De baankansen van 55-plussers nemen nog het meest toe doordat het huidige personeelsbestand ook vergrijst. Werkgevers die zelf een relatief vergrijsd personeelsbestand hebben, zijn eerder geneigd om oudere werknemers aan te nemen. Instrumenten zoals de mobiliteitsbonus en de proefplaatsing hebben ook effect, maar dit effect is kleiner dan dat van de vergrijzende beroepsbevolking.

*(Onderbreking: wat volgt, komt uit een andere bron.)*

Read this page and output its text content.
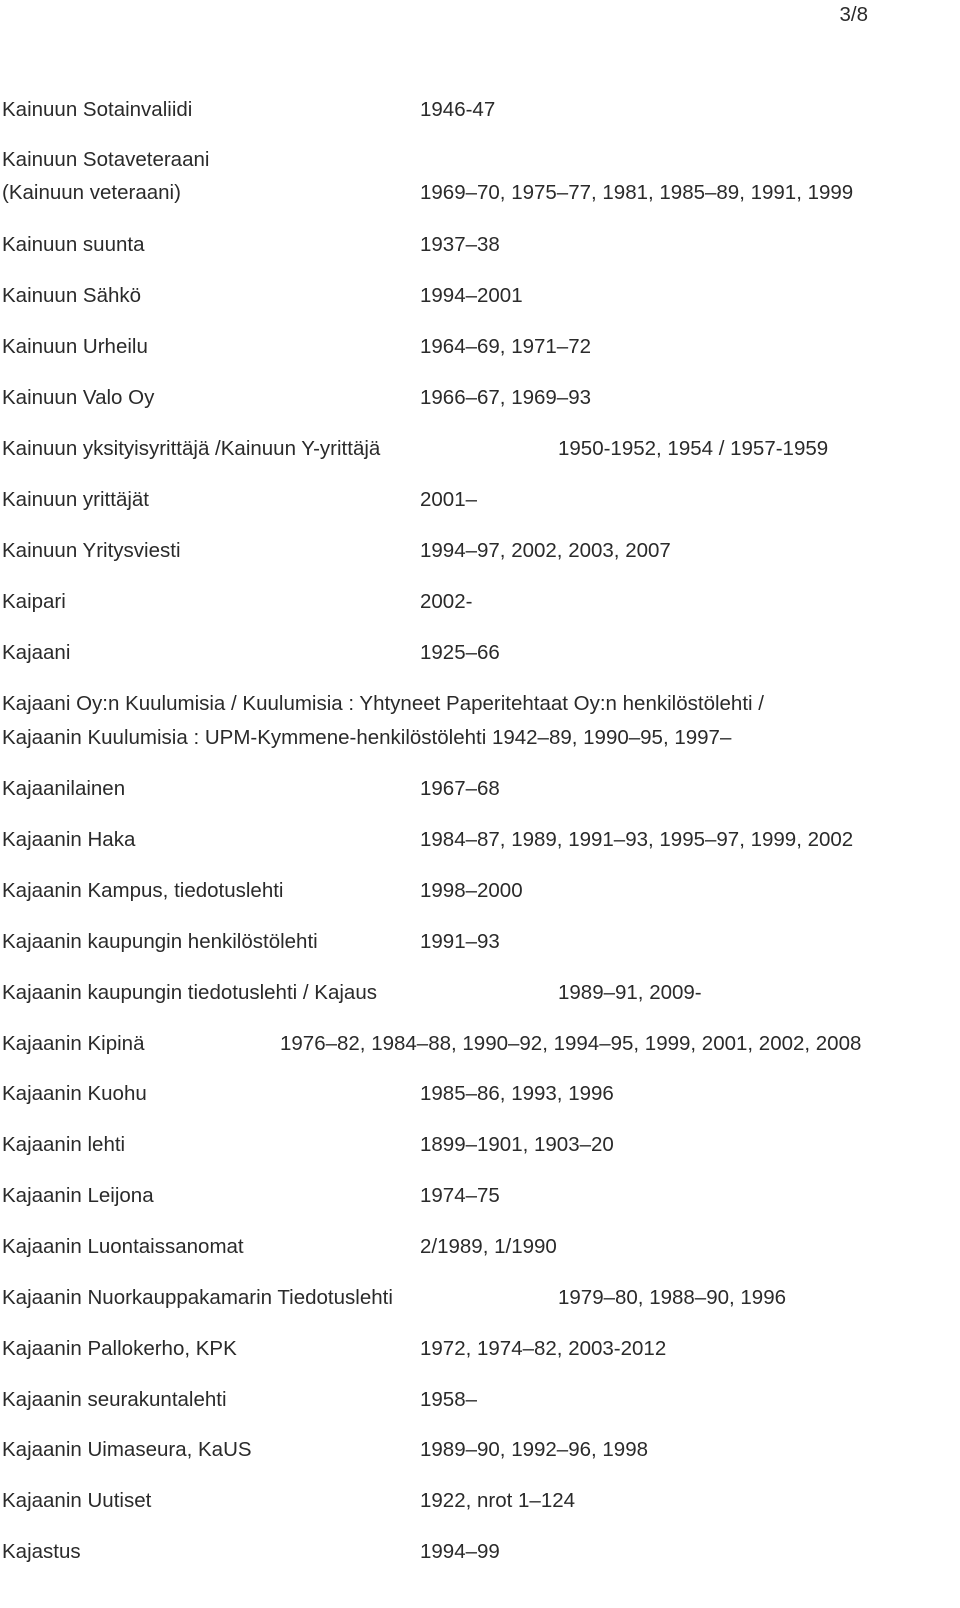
3/8
Kainuun Sotainvaliidi	1946-47
Kainuun Sotaveteraani
(Kainuun veteraani)	1969–70, 1975–77, 1981, 1985–89, 1991, 1999
Kainuun suunta	1937–38
Kainuun Sähkö	1994–2001
Kainuun Urheilu	1964–69, 1971–72
Kainuun Valo Oy	1966–67, 1969–93
Kainuun yksityisyrittäjä /Kainuun Y-yrittäjä	1950-1952, 1954 / 1957-1959
Kainuun yrittäjät	2001–
Kainuun Yritysviesti	1994–97, 2002, 2003, 2007
Kaipari	2002-
Kajaani	1925–66
Kajaani Oy:n Kuulumisia / Kuulumisia : Yhtyneet Paperitehtaat Oy:n henkilöstölehti /
Kajaanin Kuulumisia : UPM-Kymmene-henkilöstölehti 1942–89, 1990–95, 1997–
Kajaanilainen	1967–68
Kajaanin Haka	1984–87, 1989, 1991–93, 1995–97, 1999, 2002
Kajaanin Kampus, tiedotuslehti	1998–2000
Kajaanin kaupungin henkilöstölehti	1991–93
Kajaanin kaupungin tiedotuslehti / Kajaus	1989–91, 2009-
Kajaanin Kipinä	1976–82, 1984–88, 1990–92, 1994–95, 1999, 2001, 2002, 2008
Kajaanin Kuohu	1985–86, 1993, 1996
Kajaanin lehti	1899–1901, 1903–20
Kajaanin Leijona	1974–75
Kajaanin Luontaissanomat	2/1989, 1/1990
Kajaanin Nuorkauppakamarin Tiedotuslehti	1979–80, 1988–90, 1996
Kajaanin Pallokerho, KPK	1972, 1974–82, 2003-2012
Kajaanin seurakuntalehti	1958–
Kajaanin Uimaseura, KaUS	1989–90, 1992–96, 1998
Kajaanin Uutiset	1922, nrot 1–124
Kajastus	1994–99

Ook bij gelijke geschiktheid hebben oudere sollicitanten minder kans om te worden aangenomen dan jongere kandidaten. Dit komt doordat werkgevers bang zijn dat ouderen een stuk minder productief zijn en hoge looneisen hebben. Organisaties waar relatief veel oudere leidinggevenden werken, nemen vaker oudere sollicitanten aan. De verwachting is dan ook dat op termijn jaarlijks bijna 10.000 (33%) extra 55-plussers een nieuwe baan zullen vinden als gevolg van de toenemende vergrijzing van het huidige personeelsbestand. Dat blijkt uit het rapport ‘Wat maakt oudere werknemers aantrekkelijk?’ (pdf) van SEO Economisch Onderzoek in opdracht van de ministeries van Sociale Zaken en Werkgelegenheid en Economische Zaken, Landbouw en Innovatie.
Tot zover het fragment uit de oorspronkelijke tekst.